BOS is unique. It thrives on cross-pollination of ideas. Faculty are not passive participants; they represent the voice of learners, research needs, and industry alignment. If you find some BOS member, inactive wake her/him up to contribute.
Frequency & Timings
*BOS must meet at least twice a year, possibly
November-December: Post–odd semester, for reflective review and May–June before the next academic year, for forward planning.
*Meetings must precede the Academic Council (AC) by at least 15 days so that the BOS minutes feed directly into AC agenda. Timing is critical. Delayed or poorly prepared BOS meetings reduce the ability of your department to influence university-level decisions.
Preparation Protocol (Member Secretary’s Role)
Preparation should begin 2–3 months in advance and involve:
1.Feedback:
(a) Collect and analyze faculty’s course exit reports, students’ mid-semester and end-semester feedback, industry and alumni feedback
(b) Synthesize data and findings into actionable insights (not just statistics).
2.Draft Agenda :-
(a) Consult HOD on key issues.
(b) Invite agenda items from all members.
3.Curriculum Review & Innovation:
(a) Program coordinators after due research and search should submit proposals for:
•Course additions/deletions.
•Syllabus/content revision.
•Specify MOOCs (SWAYAM, NPTEL), certificate skill courses, digital tools, and AI-driven e-resources.
•Introduction of virtual labs, LMS-embedded courses, and blended learning models.
4.Assessment Reforms
•Propose innovations such as rubric-based evaluations, simulation-based assessments, capstone projects, reflective portfolios, and AI-assisted grading tools.
5.Regulatory Alignment
•Ensure compliance with NEP-2020 and regulator’s notifications and guidelines (e.g., multidisciplinary credit transfer, dual and joint degree, accelerated and extended degree, NCrf, skilling, outcome-based frameworks etc.
6.Agenda Circulation:
•Share finalized agenda with supporting documents at least 15 days prior to the meeting.
•Assign presenters for each agenda point—faculty must own agenda items and be ready to justify them with evidence.
Market Intelligence & Future Readiness
•Program heads must undertake market research (employability trends, industry skill demands, accreditation benchmarks).

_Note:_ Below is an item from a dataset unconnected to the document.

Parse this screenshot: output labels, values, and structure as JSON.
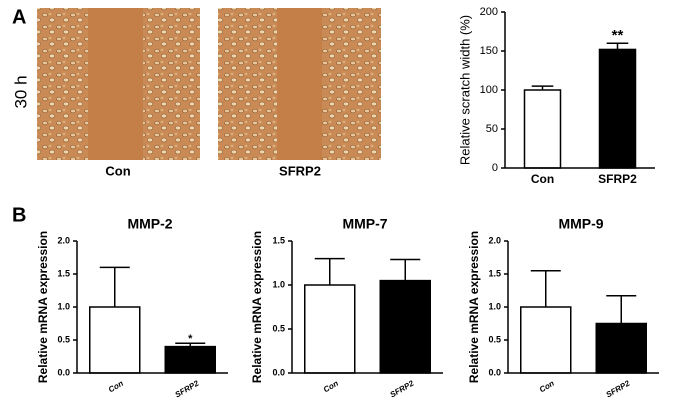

•Recommendations should be data-driven (placement reports, alumni feedback, sectoral skill gap analyses).
👉🏿BOS must be forward-looking, anticipating the skills of tomorrow.

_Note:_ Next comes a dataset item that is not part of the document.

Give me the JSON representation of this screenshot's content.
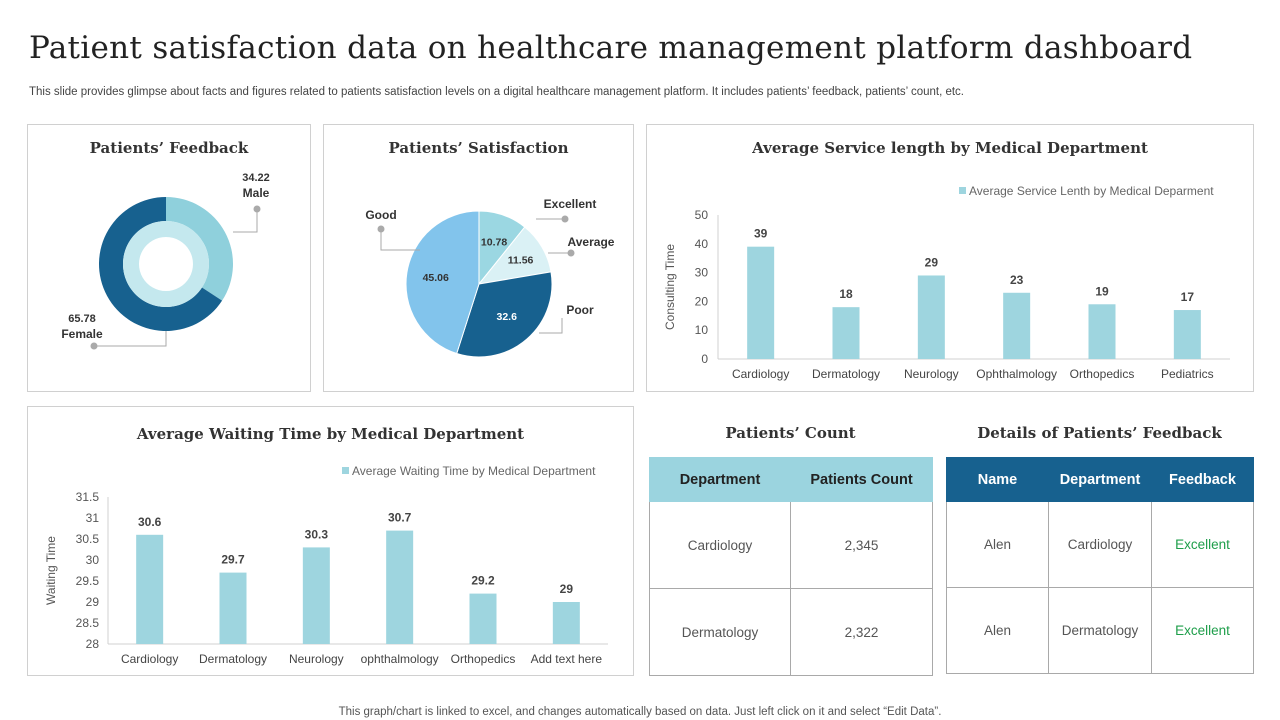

Continuity & Accountability
•Every BOS must start by reviewing the “Action Taken Report” (ATR) on the previous meeting’s recommendations.
•This ensures credibility, prevents repetitive discussions, and builds a culture of follow-through.
Some Dos
1.Engage proactively: Don’t wait for agenda circulation—initiate proposals rooted in your teaching experience and research insights.
2.Think beyond syllabus: Focus on assessment, pedagogy, digital tools, and student experience.
3.Leverage NEP-2020 opportunities: Introduce interdisciplinary electives, skill-based add-ons, and flexible credit structures.
4.Benchmark globally: Compare your courses with leading international universities (Ivy League, Russell Group, NUS, etc.) and bring those ideas to the table.
5.Be evidence-based: Use data—student feedback, employer input, research trends—to substantiate recommendations.
Don’ts
1. Don’t miss out conducting BOS twice annually.
2. Don’t document BOS minutes of meetings from the back date ever. I was so pained to see some so-called top universities doing it for the NAAC. It is shameful.
3. VC, or Pro VC, Registrar should excuse themselves getting into Departments’ BOS. It is not their forum.
My appeal I request you to NOT restrict your role just to teach in the classroom but to design the classroom of the future.
By Prof JRS- The views expressed are purely personal.